Tuesday, November 10, 2009

Privelege, Intelligence, Happiness (Thoughts from February 2009)

Privelege

What does it mean to not talk about where I come from? How do they think of me, honestly? Because they know I come from money and power, however relative it may be. It may as well be fair to talk to them about it, to tell them who I really am, to share my stories, to be me. It is part of who I am, and I think it lets me be real and genuine. I am, in fact, where I come from. That´s why, I realize, it is hard sometimes to have discussions with these people, these campesinos who have been exposed to so little. I have been exposed to so so much. I have been exposed to more than 99.99 % of the world, I would say. In terms of population, in terms of the human race, I am the most priveledged person in the world. I have to talk about. I want to talk about it. I want to mix the two worlds. I want them to be one.

Intelligence

I have to talk to these people as if they were my absolute equals intellectualy. Even if they have not been exposed to the university classes and textbooks and internet that I have, I believe that each person can think critically about the world and their place in it. I have to believe that. I have to believe that if I push hard enough, that if I set them up for success, we can do this. They can do it. Armida can do it. I have to set them up for success in my questions, and the questions have to be real. I have to be more transparent in everything, more than ever before. I have to be real and honest and critical and open to sharing my perspective, even if it comes from privelege, with these people because this is the only way it will help. I have to believe that they know, that they know their lives and their struggles and their hopes and their dreams. I have to trust that. I have to trust that my questions, if they are guiding, if I am wise, can help.

Happiness

Today I felt happy after emailing with my sister and thinking about a crush on a girl and communicating and accessing the information that I wanted to. I felt good. I felt so good. And then when I left the ciber I felt guilty, like I wasn´t supposed to feel good about anything here, like these two years were years of punishment and that my privelege of going to use the ciber was too much and that that is just one more sign that I am not the same as these people.

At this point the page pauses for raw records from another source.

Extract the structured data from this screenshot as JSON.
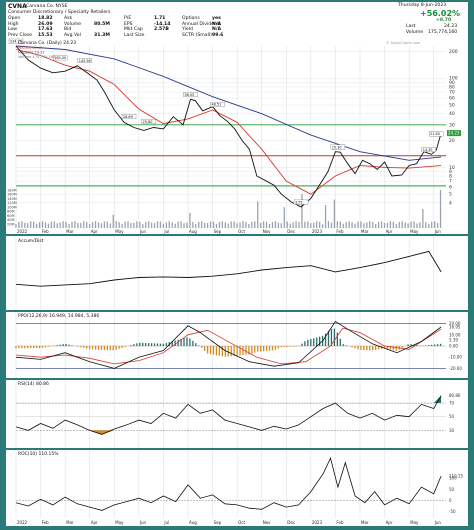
{
  "header": {
    "ticker": "CVNA",
    "company": "Carvana Co. NYSE",
    "sector": "Consumer Discretionary / Specialty Retailers",
    "stats": [
      {
        "label": "Open",
        "value": "18.82"
      },
      {
        "label": "High",
        "value": "26.09"
      },
      {
        "label": "Low",
        "value": "17.63"
      },
      {
        "label": "Prev Close",
        "value": "15.53"
      },
      {
        "label": "Ask",
        "value": ""
      },
      {
        "label": "Volume",
        "value": "80.5M"
      },
      {
        "label": "Bid",
        "value": ""
      },
      {
        "label": "Avg Vol",
        "value": "31.3M"
      },
      {
        "label": "P/E",
        "value": "1.71"
      },
      {
        "label": "EPS",
        "value": "-14.14"
      },
      {
        "label": "Mkt Cap",
        "value": "2.57B"
      },
      {
        "label": "Last Size",
        "value": ""
      },
      {
        "label": "Options",
        "value": "yes"
      },
      {
        "label": "Annual Dividend",
        "value": "N/A"
      },
      {
        "label": "Yield",
        "value": "N/A"
      },
      {
        "label": "SCTR (Small)",
        "value": "99.6"
      }
    ],
    "date": "Thursday 8-Jun-2023",
    "pct_change": "+56.02%",
    "change": "+8.70",
    "last_label": "Last",
    "last": "24.23",
    "volume_label": "Volume",
    "volume_total": "175,774,160",
    "watermark": "© StockCharts.com"
  },
  "chart_data": [
    {
      "type": "line",
      "title": "Carvana Co. (Daily) 24.23",
      "legend": [
        "MA(50) 10.47",
        "MA(200) 13.11",
        "Volume 175,774,160"
      ],
      "x_ticks": [
        "2022",
        "Feb",
        "Mar",
        "Apr",
        "May",
        "Jun",
        "Jul",
        "Aug",
        "Sep",
        "Oct",
        "Nov",
        "Dec",
        "2023",
        "Feb",
        "Mar",
        "Apr",
        "May",
        "Jun"
      ],
      "y_ticks": [
        4,
        5,
        6,
        7,
        8,
        9,
        10,
        20,
        30,
        40,
        50,
        60,
        70,
        80,
        90,
        100,
        200
      ],
      "ylim": [
        3.5,
        230
      ],
      "log_scale": true,
      "price": [
        {
          "m": 0.0,
          "v": 230
        },
        {
          "m": 0.5,
          "v": 160
        },
        {
          "m": 1.0,
          "v": 130
        },
        {
          "m": 1.5,
          "v": 115
        },
        {
          "m": 2.0,
          "v": 120
        },
        {
          "m": 2.5,
          "v": 138
        },
        {
          "m": 3.0,
          "v": 110
        },
        {
          "m": 3.3,
          "v": 95
        },
        {
          "m": 3.6,
          "v": 70
        },
        {
          "m": 4.0,
          "v": 44
        },
        {
          "m": 4.4,
          "v": 32
        },
        {
          "m": 4.8,
          "v": 28
        },
        {
          "m": 5.2,
          "v": 26
        },
        {
          "m": 5.6,
          "v": 28
        },
        {
          "m": 6.0,
          "v": 27
        },
        {
          "m": 6.4,
          "v": 37
        },
        {
          "m": 6.8,
          "v": 30
        },
        {
          "m": 7.1,
          "v": 58
        },
        {
          "m": 7.3,
          "v": 56
        },
        {
          "m": 7.6,
          "v": 43
        },
        {
          "m": 8.0,
          "v": 48
        },
        {
          "m": 8.3,
          "v": 38
        },
        {
          "m": 8.6,
          "v": 33
        },
        {
          "m": 8.9,
          "v": 27
        },
        {
          "m": 9.2,
          "v": 20
        },
        {
          "m": 9.5,
          "v": 16
        },
        {
          "m": 9.8,
          "v": 8
        },
        {
          "m": 10.2,
          "v": 7
        },
        {
          "m": 10.5,
          "v": 6.3
        },
        {
          "m": 10.8,
          "v": 5
        },
        {
          "m": 11.2,
          "v": 4.1
        },
        {
          "m": 11.6,
          "v": 3.6
        },
        {
          "m": 12.0,
          "v": 4.5
        },
        {
          "m": 12.3,
          "v": 6
        },
        {
          "m": 12.7,
          "v": 9
        },
        {
          "m": 13.0,
          "v": 15
        },
        {
          "m": 13.2,
          "v": 14.8
        },
        {
          "m": 13.5,
          "v": 11
        },
        {
          "m": 13.8,
          "v": 8.5
        },
        {
          "m": 14.1,
          "v": 12
        },
        {
          "m": 14.4,
          "v": 11
        },
        {
          "m": 14.7,
          "v": 9.5
        },
        {
          "m": 15.0,
          "v": 11.5
        },
        {
          "m": 15.3,
          "v": 8
        },
        {
          "m": 15.7,
          "v": 8.2
        },
        {
          "m": 16.0,
          "v": 10.5
        },
        {
          "m": 16.3,
          "v": 11
        },
        {
          "m": 16.6,
          "v": 15
        },
        {
          "m": 16.9,
          "v": 14
        },
        {
          "m": 17.1,
          "v": 15.5
        },
        {
          "m": 17.3,
          "v": 24.23
        }
      ],
      "ma50": [
        {
          "m": 0.0,
          "v": 210
        },
        {
          "m": 1.0,
          "v": 180
        },
        {
          "m": 2.0,
          "v": 140
        },
        {
          "m": 3.0,
          "v": 120
        },
        {
          "m": 4.0,
          "v": 85
        },
        {
          "m": 5.0,
          "v": 45
        },
        {
          "m": 6.0,
          "v": 31
        },
        {
          "m": 7.0,
          "v": 35
        },
        {
          "m": 8.0,
          "v": 44
        },
        {
          "m": 9.0,
          "v": 32
        },
        {
          "m": 10.0,
          "v": 16
        },
        {
          "m": 11.0,
          "v": 7
        },
        {
          "m": 12.0,
          "v": 5
        },
        {
          "m": 13.0,
          "v": 8
        },
        {
          "m": 14.0,
          "v": 10.5
        },
        {
          "m": 15.0,
          "v": 10
        },
        {
          "m": 16.0,
          "v": 9.8
        },
        {
          "m": 17.3,
          "v": 10.47
        }
      ],
      "ma200": [
        {
          "m": 0.0,
          "v": 230
        },
        {
          "m": 2.0,
          "v": 210
        },
        {
          "m": 4.0,
          "v": 165
        },
        {
          "m": 6.0,
          "v": 105
        },
        {
          "m": 8.0,
          "v": 62
        },
        {
          "m": 10.0,
          "v": 40
        },
        {
          "m": 12.0,
          "v": 23
        },
        {
          "m": 14.0,
          "v": 15
        },
        {
          "m": 16.0,
          "v": 12
        },
        {
          "m": 17.3,
          "v": 13.11
        }
      ],
      "price_labels": [
        {
          "m": 0.0,
          "v": 230,
          "t": "234.78"
        },
        {
          "m": 1.8,
          "v": 150,
          "t": "165.00"
        },
        {
          "m": 2.8,
          "v": 140,
          "t": "142.56"
        },
        {
          "m": 4.6,
          "v": 33,
          "t": "26.69"
        },
        {
          "m": 5.4,
          "v": 29,
          "t": "25.80"
        },
        {
          "m": 7.1,
          "v": 58,
          "t": "58.05"
        },
        {
          "m": 8.2,
          "v": 45,
          "t": "48.51"
        },
        {
          "m": 11.6,
          "v": 3.6,
          "t": "3.55"
        },
        {
          "m": 13.1,
          "v": 15,
          "t": "15.30"
        },
        {
          "m": 16.8,
          "v": 14,
          "t": "14.35"
        },
        {
          "m": 17.1,
          "v": 21,
          "t": "21.60"
        }
      ],
      "hlines": [
        {
          "v": 30,
          "color": "#2a9d3a"
        },
        {
          "v": 13.5,
          "color": "#c0392b"
        },
        {
          "v": 6.2,
          "color": "#2a9d3a"
        }
      ],
      "volume_ticks": [
        "20M",
        "40M",
        "60M",
        "80M",
        "100M",
        "120M",
        "140M",
        "160M",
        "180M"
      ],
      "volume_spikes": [
        {
          "m": 4.0,
          "h": 0.35
        },
        {
          "m": 7.1,
          "h": 0.4
        },
        {
          "m": 9.8,
          "h": 0.7
        },
        {
          "m": 10.9,
          "h": 0.55
        },
        {
          "m": 11.6,
          "h": 0.9
        },
        {
          "m": 12.6,
          "h": 0.6
        },
        {
          "m": 13.0,
          "h": 0.75
        },
        {
          "m": 16.6,
          "h": 0.5
        },
        {
          "m": 17.3,
          "h": 1.0
        }
      ],
      "grid": true
    },
    {
      "type": "line",
      "title": "Accum/Dist",
      "values": [
        {
          "m": 0,
          "v": 0.35
        },
        {
          "m": 1,
          "v": 0.32
        },
        {
          "m": 2,
          "v": 0.34
        },
        {
          "m": 3,
          "v": 0.36
        },
        {
          "m": 4,
          "v": 0.42
        },
        {
          "m": 5,
          "v": 0.46
        },
        {
          "m": 6,
          "v": 0.47
        },
        {
          "m": 7,
          "v": 0.46
        },
        {
          "m": 8,
          "v": 0.48
        },
        {
          "m": 9,
          "v": 0.52
        },
        {
          "m": 10,
          "v": 0.58
        },
        {
          "m": 11,
          "v": 0.62
        },
        {
          "m": 12,
          "v": 0.65
        },
        {
          "m": 13,
          "v": 0.55
        },
        {
          "m": 14,
          "v": 0.62
        },
        {
          "m": 15,
          "v": 0.7
        },
        {
          "m": 16,
          "v": 0.8
        },
        {
          "m": 16.8,
          "v": 0.88
        },
        {
          "m": 17.3,
          "v": 0.55
        }
      ]
    },
    {
      "type": "line",
      "title": "PPO(12,26,9) 16.949, 14.984, 5.386",
      "right_ticks": [
        "20.00",
        "16.95",
        "10.00",
        "5.39",
        "0.00",
        "-10.00",
        "-20.00"
      ],
      "ylim": [
        -25,
        25
      ],
      "ppo": [
        {
          "m": 0,
          "v": -10
        },
        {
          "m": 1,
          "v": -12
        },
        {
          "m": 2,
          "v": -6
        },
        {
          "m": 3,
          "v": -14
        },
        {
          "m": 4,
          "v": -20
        },
        {
          "m": 5,
          "v": -10
        },
        {
          "m": 6,
          "v": -4
        },
        {
          "m": 7,
          "v": 18
        },
        {
          "m": 7.5,
          "v": 12
        },
        {
          "m": 8.5,
          "v": -4
        },
        {
          "m": 9.5,
          "v": -14
        },
        {
          "m": 10.5,
          "v": -18
        },
        {
          "m": 11.5,
          "v": -15
        },
        {
          "m": 12.5,
          "v": 5
        },
        {
          "m": 13.0,
          "v": 22
        },
        {
          "m": 13.5,
          "v": 15
        },
        {
          "m": 14.5,
          "v": 2
        },
        {
          "m": 15.5,
          "v": -6
        },
        {
          "m": 16.5,
          "v": 4
        },
        {
          "m": 17.3,
          "v": 16.95
        }
      ],
      "signal": [
        {
          "m": 0,
          "v": -8
        },
        {
          "m": 1,
          "v": -10
        },
        {
          "m": 2,
          "v": -8
        },
        {
          "m": 3,
          "v": -11
        },
        {
          "m": 4,
          "v": -16
        },
        {
          "m": 5,
          "v": -13
        },
        {
          "m": 6,
          "v": -6
        },
        {
          "m": 7,
          "v": 10
        },
        {
          "m": 7.8,
          "v": 14
        },
        {
          "m": 8.8,
          "v": 2
        },
        {
          "m": 9.8,
          "v": -10
        },
        {
          "m": 10.8,
          "v": -16
        },
        {
          "m": 11.8,
          "v": -14
        },
        {
          "m": 12.8,
          "v": 0
        },
        {
          "m": 13.3,
          "v": 16
        },
        {
          "m": 14.0,
          "v": 12
        },
        {
          "m": 15.0,
          "v": 0
        },
        {
          "m": 16.0,
          "v": -3
        },
        {
          "m": 17.3,
          "v": 14.98
        }
      ],
      "hist_label": "5.386"
    },
    {
      "type": "line",
      "title": "RSI(14) 80.86",
      "right_ticks": [
        "80.86",
        "70",
        "50",
        "30"
      ],
      "ylim": [
        10,
        95
      ],
      "values": [
        {
          "m": 0,
          "v": 35
        },
        {
          "m": 0.5,
          "v": 30
        },
        {
          "m": 1,
          "v": 40
        },
        {
          "m": 1.5,
          "v": 33
        },
        {
          "m": 2,
          "v": 45
        },
        {
          "m": 2.5,
          "v": 38
        },
        {
          "m": 3,
          "v": 30
        },
        {
          "m": 3.5,
          "v": 24
        },
        {
          "m": 4,
          "v": 32
        },
        {
          "m": 4.5,
          "v": 38
        },
        {
          "m": 5,
          "v": 45
        },
        {
          "m": 5.5,
          "v": 40
        },
        {
          "m": 6,
          "v": 55
        },
        {
          "m": 6.5,
          "v": 48
        },
        {
          "m": 7,
          "v": 68
        },
        {
          "m": 7.5,
          "v": 55
        },
        {
          "m": 8,
          "v": 60
        },
        {
          "m": 8.5,
          "v": 45
        },
        {
          "m": 9,
          "v": 40
        },
        {
          "m": 9.5,
          "v": 35
        },
        {
          "m": 10,
          "v": 30
        },
        {
          "m": 10.5,
          "v": 36
        },
        {
          "m": 11,
          "v": 32
        },
        {
          "m": 11.5,
          "v": 38
        },
        {
          "m": 12,
          "v": 50
        },
        {
          "m": 12.5,
          "v": 62
        },
        {
          "m": 13,
          "v": 70
        },
        {
          "m": 13.5,
          "v": 55
        },
        {
          "m": 14,
          "v": 48
        },
        {
          "m": 14.5,
          "v": 55
        },
        {
          "m": 15,
          "v": 45
        },
        {
          "m": 15.5,
          "v": 52
        },
        {
          "m": 16,
          "v": 50
        },
        {
          "m": 16.5,
          "v": 68
        },
        {
          "m": 17,
          "v": 62
        },
        {
          "m": 17.3,
          "v": 80.86
        }
      ]
    },
    {
      "type": "line",
      "title": "ROC(10) 110.15%",
      "right_ticks": [
        "110.15",
        "100",
        "50",
        "0",
        "-50"
      ],
      "ylim": [
        -70,
        200
      ],
      "values": [
        {
          "m": 0,
          "v": -10
        },
        {
          "m": 0.5,
          "v": -25
        },
        {
          "m": 1,
          "v": 5
        },
        {
          "m": 1.5,
          "v": -20
        },
        {
          "m": 2,
          "v": 15
        },
        {
          "m": 2.5,
          "v": -15
        },
        {
          "m": 3,
          "v": -30
        },
        {
          "m": 3.5,
          "v": -45
        },
        {
          "m": 4,
          "v": -20
        },
        {
          "m": 4.5,
          "v": -5
        },
        {
          "m": 5,
          "v": 10
        },
        {
          "m": 5.5,
          "v": -10
        },
        {
          "m": 6,
          "v": 20
        },
        {
          "m": 6.5,
          "v": -5
        },
        {
          "m": 7,
          "v": 70
        },
        {
          "m": 7.5,
          "v": 10
        },
        {
          "m": 8,
          "v": 25
        },
        {
          "m": 8.5,
          "v": -15
        },
        {
          "m": 9,
          "v": -20
        },
        {
          "m": 9.5,
          "v": -35
        },
        {
          "m": 10,
          "v": -40
        },
        {
          "m": 10.5,
          "v": -10
        },
        {
          "m": 11,
          "v": -30
        },
        {
          "m": 11.5,
          "v": -20
        },
        {
          "m": 12,
          "v": 40
        },
        {
          "m": 12.5,
          "v": 120
        },
        {
          "m": 12.8,
          "v": 190
        },
        {
          "m": 13.1,
          "v": 60
        },
        {
          "m": 13.4,
          "v": 170
        },
        {
          "m": 13.8,
          "v": 20
        },
        {
          "m": 14.2,
          "v": -10
        },
        {
          "m": 14.6,
          "v": 40
        },
        {
          "m": 15,
          "v": -20
        },
        {
          "m": 15.5,
          "v": 10
        },
        {
          "m": 16,
          "v": -15
        },
        {
          "m": 16.5,
          "v": 60
        },
        {
          "m": 17,
          "v": 30
        },
        {
          "m": 17.3,
          "v": 110.15
        }
      ]
    }
  ]
}
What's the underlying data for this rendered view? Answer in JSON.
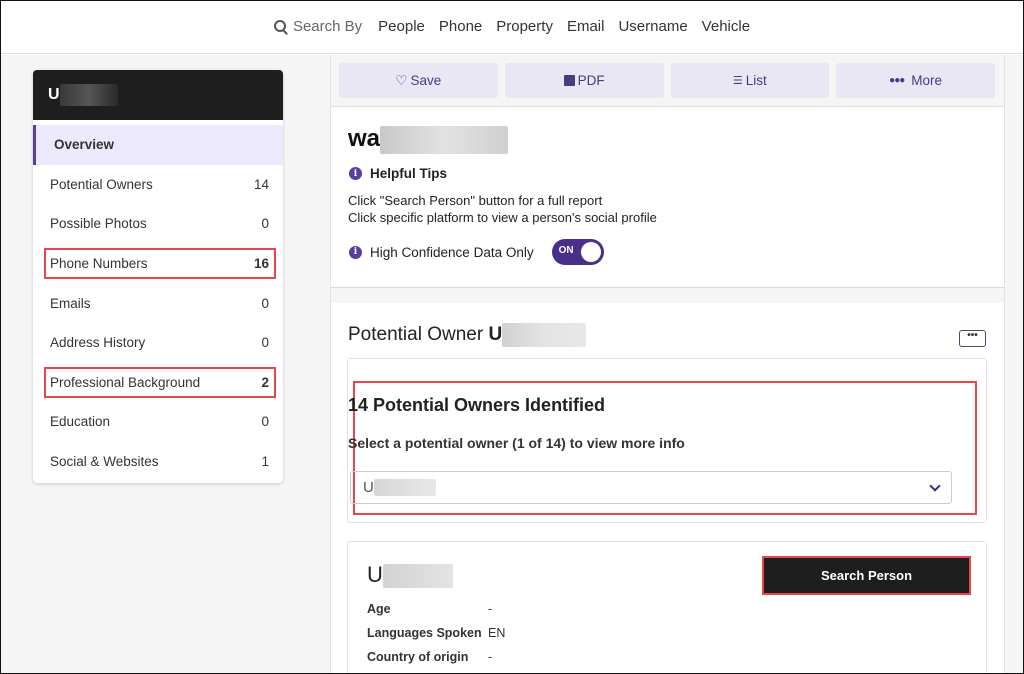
{
  "topnav": {
    "search_label": "Search By",
    "links": [
      "People",
      "Phone",
      "Property",
      "Email",
      "Username",
      "Vehicle"
    ]
  },
  "sidebar": {
    "title_visible": "U",
    "items": [
      {
        "label": "Overview",
        "count": null,
        "active": true
      },
      {
        "label": "Potential Owners",
        "count": "14"
      },
      {
        "label": "Possible Photos",
        "count": "0"
      },
      {
        "label": "Phone Numbers",
        "count": "16",
        "highlighted": true
      },
      {
        "label": "Emails",
        "count": "0"
      },
      {
        "label": "Address History",
        "count": "0"
      },
      {
        "label": "Professional Background",
        "count": "2",
        "highlighted": true
      },
      {
        "label": "Education",
        "count": "0"
      },
      {
        "label": "Social & Websites",
        "count": "1"
      }
    ]
  },
  "actions": {
    "save": "Save",
    "pdf": "PDF",
    "list": "List",
    "more": "More"
  },
  "summary": {
    "name_visible": "wa",
    "tips_title": "Helpful Tips",
    "tip1": "Click \"Search Person\" button for a full report",
    "tip2": "Click specific platform to view a person's social profile",
    "confidence_label": "High Confidence Data Only",
    "toggle_label": "ON",
    "toggle_on": true
  },
  "owner": {
    "title_prefix": "Potential Owner",
    "title_name_visible": "U",
    "more_button": "•••",
    "identified": "14 Potential Owners Identified",
    "select_prompt": "Select a potential owner (1 of 14) to view more info",
    "selected_visible": "U",
    "person_name_visible": "U",
    "search_button": "Search Person",
    "details": [
      {
        "key": "Age",
        "value": "-"
      },
      {
        "key": "Languages Spoken",
        "value": "EN"
      },
      {
        "key": "Country of origin",
        "value": "-"
      }
    ]
  },
  "colors": {
    "accent": "#5a3e9c",
    "highlight_box": "#e8454f",
    "dark": "#1e1e1e",
    "action_bg": "#e9e7f4"
  }
}
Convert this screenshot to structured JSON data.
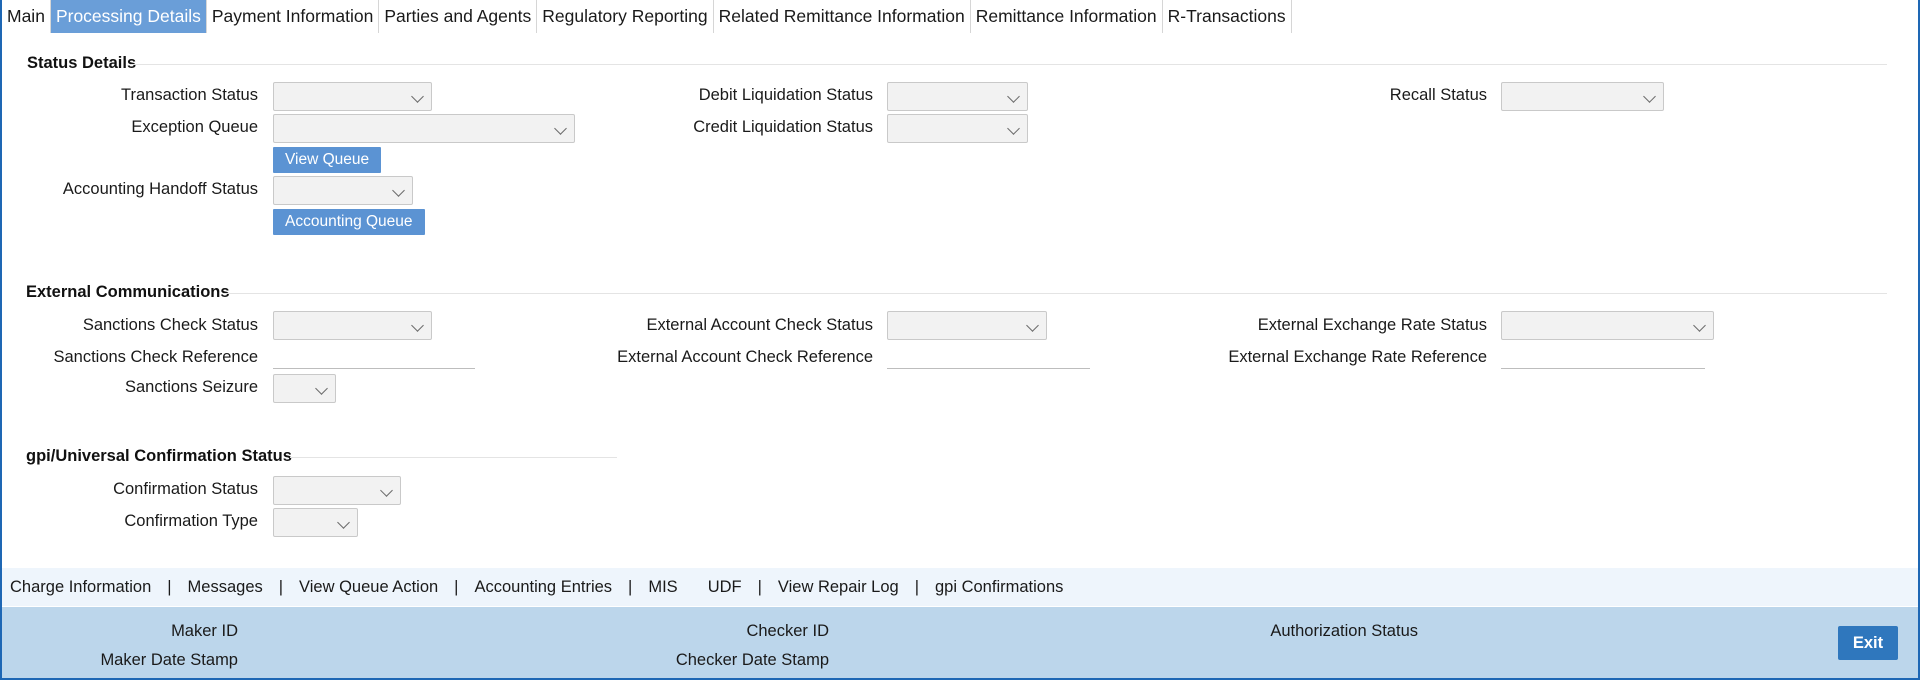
{
  "tabs": [
    {
      "label": "Main"
    },
    {
      "label": "Processing Details"
    },
    {
      "label": "Payment Information"
    },
    {
      "label": "Parties and Agents"
    },
    {
      "label": "Regulatory Reporting"
    },
    {
      "label": "Related Remittance Information"
    },
    {
      "label": "Remittance Information"
    },
    {
      "label": "R-Transactions"
    }
  ],
  "active_tab": "Processing Details",
  "status_details": {
    "title": "Status Details",
    "transaction_status_label": "Transaction Status",
    "exception_queue_label": "Exception Queue",
    "view_queue_button": "View Queue",
    "accounting_handoff_status_label": "Accounting Handoff Status",
    "accounting_queue_button": "Accounting Queue",
    "debit_liquidation_status_label": "Debit Liquidation Status",
    "credit_liquidation_status_label": "Credit Liquidation Status",
    "recall_status_label": "Recall Status"
  },
  "external_communications": {
    "title": "External Communications",
    "sanctions_check_status_label": "Sanctions Check Status",
    "sanctions_check_reference_label": "Sanctions Check Reference",
    "sanctions_seizure_label": "Sanctions Seizure",
    "external_account_check_status_label": "External Account Check Status",
    "external_account_check_reference_label": "External Account Check Reference",
    "external_exchange_rate_status_label": "External Exchange Rate Status",
    "external_exchange_rate_reference_label": "External Exchange Rate Reference"
  },
  "gpi": {
    "title": "gpi/Universal Confirmation Status",
    "confirmation_status_label": "Confirmation Status",
    "confirmation_type_label": "Confirmation Type"
  },
  "bottom_links": [
    {
      "label": "Charge Information"
    },
    {
      "label": "Messages"
    },
    {
      "label": "View Queue Action"
    },
    {
      "label": "Accounting Entries"
    },
    {
      "label": "MIS"
    },
    {
      "label": "UDF"
    },
    {
      "label": "View Repair Log"
    },
    {
      "label": "gpi Confirmations"
    }
  ],
  "footer": {
    "maker_id_label": "Maker ID",
    "maker_date_stamp_label": "Maker Date Stamp",
    "checker_id_label": "Checker ID",
    "checker_date_stamp_label": "Checker Date Stamp",
    "authorization_status_label": "Authorization Status",
    "exit_button": "Exit"
  },
  "colors": {
    "active_tab": "#6a9ed8",
    "button": "#5b93d3",
    "footer_bg": "#bcd6eb",
    "links_bg": "#eef5fc",
    "exit_button": "#2f77bd",
    "frame_border": "#1e67b4"
  },
  "icons": {
    "dropdown": "chevron-down-icon"
  }
}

But then I thought that this is not a guilt trip. It is not a walk in the desert. I am here on Earth to love and be loved. By my family, my friends, regardless of what country. I have the opportunity to have these people in the USA, and they are my family, and I refuse to not love them because doing so is a privelege. I have the right, the absolute fundamental human right, to be as happy as possible.

Sometimes I feel like I must suffer. The world does not need one more suffering person. The world needs happy ones. The world needs people willing and daring to love.

2 comments:

  1. Guilting yourself is a hindrance to giving yourself. Why feel bad for having resources when you can feel good about using-not wasting-them?

    Thanks for sharing. BTW, your e-mails are hilarious.